Les sachems déclarèrent que René méritait la mort, et qu’il se fallait saisir du perfide. Ondouré loua le vertueux courroux des sachems, mais il soutint qu’il était prudent de ne sacrifier le principal coupable qu’avec les autres coupables, une mort prématurée et isolée pouvant faire avorter le plan général. Il proposa donc d’éloigner seulement René jusqu’au jour où le grand coup serait frappé. Le jongleur déclara que telle était la volonté des génies : le conseil adopta l’opinion d’Ondouré.

L’intégrité d’Adario avait elle-même été surprise : l’erreur dans laquelle il était fut la cause des regards farouches qu’il lança au frère d’Amélie lorsque celui-ci revint de la Nouvelle-Orléans. Si les Indiens rencontraient l’homme blanc dans les bois, ils se détournaient de lui comme d’un sacrilège. René, qui ne voyait rien, qui n’entendait rien, qui ne se souciait de rien, partit pour le pays des Illinois, ignorant que la sentence de mort dont les juges civilisés l’avaient menacé à la Nouvelle-Orléans avait été prononcée contre lui aux Natchez par des juges sauvages.
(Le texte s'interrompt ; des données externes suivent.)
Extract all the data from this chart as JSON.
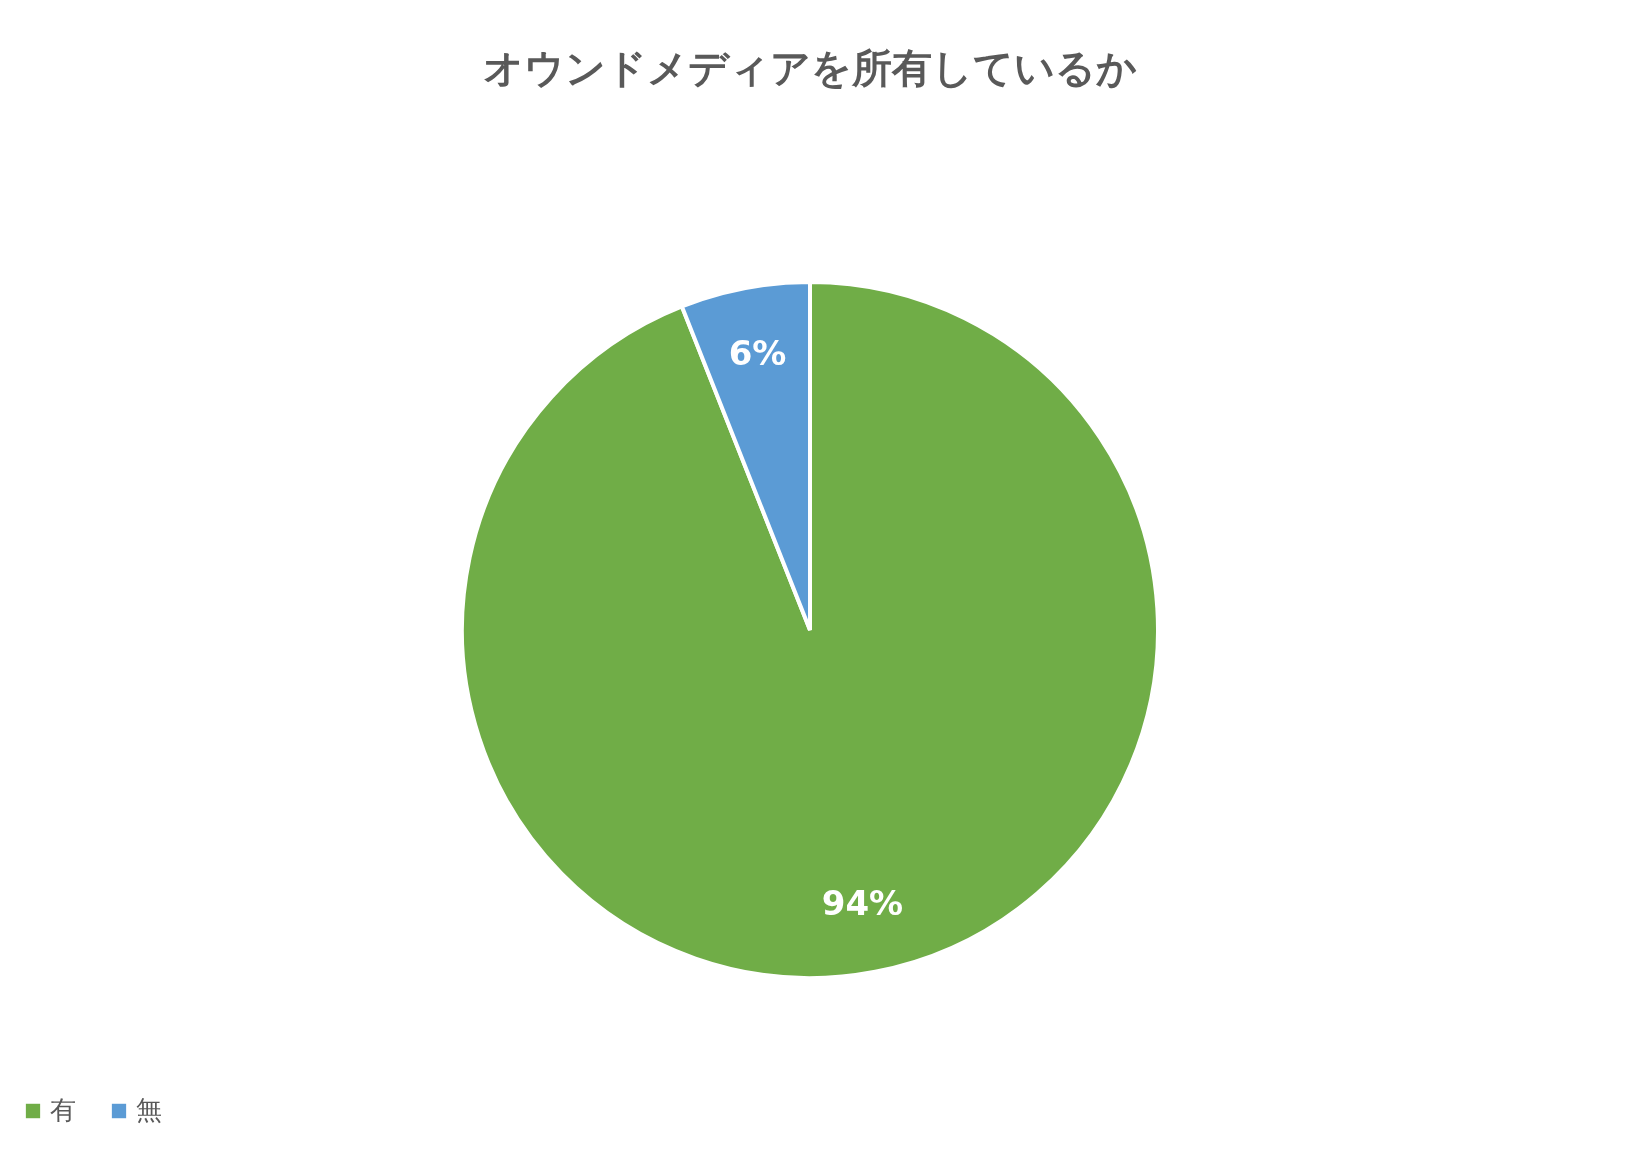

On voit quelquefois à la fin de l’automne une fleur tardive : elle sourit seule dans les campagnes et s’épanouit au milieu des feuilles séchées qui tombent de la cime des bois : ainsi les amours de Mila et d’Outougamiz répandaient un dernier charme sur des jours de désolation. Avant de demander la jeune fille en mariage, le frère de Céluta se conforma à la coutume Indienne, appelée l’Épreuve du flambeau : éteindre le flambeau qu’on lui présente, c’est pour une vierge donner son consentement à un hymen projeté.